Knn query

edit

Finds the k nearest vectors to a query vector, as measured by a similarity metric. knn query finds nearest vectors through approximate search on indexed dense_vectors. The preferred way to do approximate kNN search is through the top level knn section of a search request. knn query is reserved for expert cases, where there is a need to combine this query with other queries.

Example request

edit
PUT my-image-index
{
  "mappings": {
    "properties": {
       "image-vector": {
        "type": "dense_vector",
        "dims": 3,
        "index": true,
        "similarity": "l2_norm"
      },
      "file-type": {
        "type": "keyword"
      },
      "title": {
        "type": "text"
      }
    }
  }
}
  1. Index your data.

    POST my-image-index/_bulk?refresh=true
    { "index": { "_id": "1" } }
    { "image-vector": [1, 5, -20], "file-type": "jpg", "title": "mountain lake" }
    { "index": { "_id": "2" } }
    { "image-vector": [42, 8, -15], "file-type": "png", "title": "frozen lake"}
    { "index": { "_id": "3" } }
    { "image-vector": [15, 11, 23], "file-type": "jpg", "title": "mountain lake lodge" }
  2. Run the search using the knn query, asking for the top 3 nearest vectors.

    response = client.search(
      index: 'my-image-index',
      body: {
        size: 3,
        query: {
          knn: {
            field: 'image-vector',
            query_vector: [
              -5,
              9,
              -12
            ],
            num_candidates: 10
          }
        }
      }
    )
    puts response
    POST my-image-index/_search
    {
      "size" : 3,
      "query" : {
        "knn": {
          "field": "image-vector",
          "query_vector": [-5, 9, -12],
          "num_candidates": 10
        }
      }
    }

knn query doesn’t have a separate k parameter. k is defined by size parameter of a search request similar to other queries. knn query collects num_candidates results from each shard, then merges them to get the top size results.

Top-level parameters for knn

edit
field

(Required, string) The name of the vector field to search against.

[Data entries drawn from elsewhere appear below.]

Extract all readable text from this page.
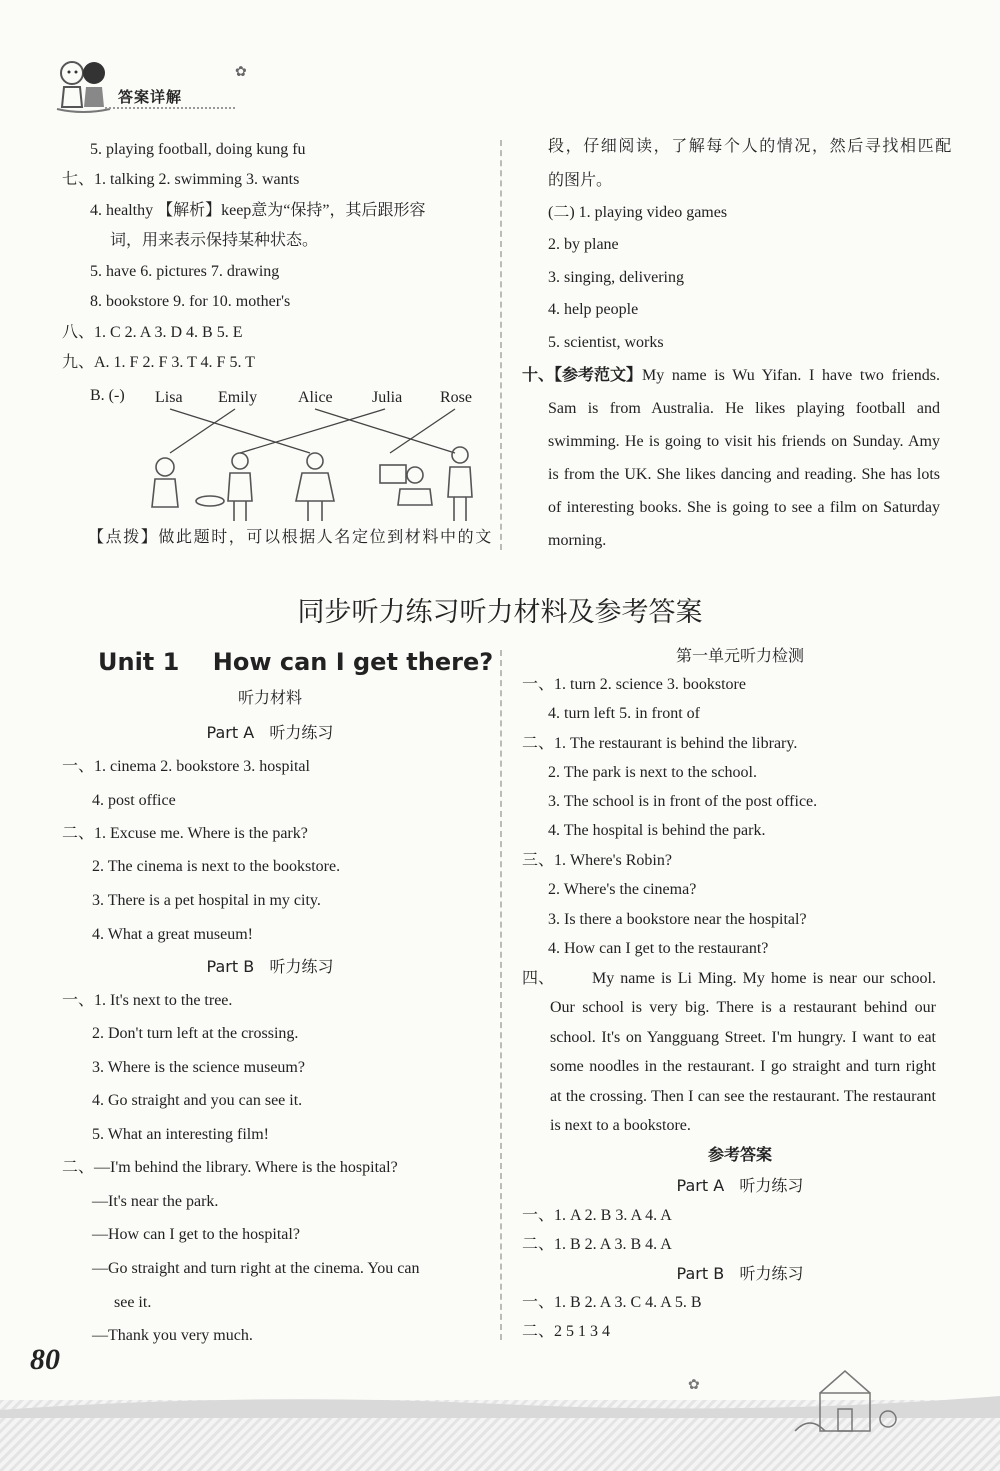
答案详解
✿
5. playing football, doing kung fu
七、1. talking 2. swimming 3. wants
4. healthy 【解析】keep意为“保持”，其后跟形容
词，用来表示保持某种状态。
5. have 6. pictures 7. drawing
8. bookstore 9. for 10. mother's
八、1. C 2. A 3. D 4. B 5. E
九、A. 1. F 2. F 3. T 4. F 5. T
B. (-) Lisa Emily	Alice Julia Rose
【点拨】做此题时，可以根据人名定位到材料中的文
段，仔细阅读，了解每个人的情况，然后寻找相匹配
的图片。
(二) 1. playing video games
2. by plane
3. singing, delivering
4. help people
5. scientist, works
十、【参考范文】 My name is Wu Yifan. I have two friends. Sam is from Australia. He likes playing football and swimming. He is going to visit his friends on Sunday. Amy is from the UK. She likes dancing and reading. She has lots of interesting books. She is going to see a film on Saturday morning.
同步听力练习听力材料及参考答案
Unit 1    How can I get there?
听力材料
Part A   听力练习
一、1. cinema 2. bookstore 3. hospital
4. post office
二、1. Excuse me. Where is the park?
2. The cinema is next to the bookstore.
3. There is a pet hospital in my city.
4. What a great museum!
Part B   听力练习
一、1. It's next to the tree.
2. Don't turn left at the crossing.
3. Where is the science museum?
4. Go straight and you can see it.
5. What an interesting film!
二、—I'm behind the library. Where is the hospital?
—It's near the park.
—How can I get to the hospital?
—Go straight and turn right at the cinema. You can
see it.
—Thank you very much.
第一单元听力检测
一、1. turn 2. science 3. bookstore
4. turn left 5. in front of
二、1. The restaurant is behind the library.
2. The park is next to the school.
3. The school is in front of the post office.
4. The hospital is behind the park.
三、1. Where's Robin?
2. Where's the cinema?
3. Is there a bookstore near the hospital?
4. How can I get to the restaurant?
四、	My name is Li Ming. My home is near our school. Our school is very big. There is a restaurant behind our school. It's on Yangguang Street. I'm hungry. I want to eat some noodles in the restaurant. I go straight and turn right at the crossing. Then I can see the restaurant. The restaurant is next to a bookstore.
参考答案
Part A   听力练习
一、1. A 2. B 3. A 4. A
二、1. B 2. A 3. B 4. A
Part B   听力练习
一、1. B 2. A 3. C 4. A 5. B
二、2 5 1 3 4
80
✿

Must be a dense_vector field with indexing enabled.

query_vector

(Required, array of floats) Query vector. Must have the same number of dimensions as the vector field you are searching against.

num_candidates

(Required, integer) The number of nearest neighbor candidates to consider per shard. Cannot exceed 10,000. Elasticsearch collects num_candidates results from each shard, then merges them to find the top results. Increasing num_candidates tends to improve the accuracy of the final results.

filter

(Optional, query object) Query to filter the documents that can match. The kNN search will return the top documents that also match this filter. The value can be a single query or a list of queries. If filter is not provided, all documents are allowed to match.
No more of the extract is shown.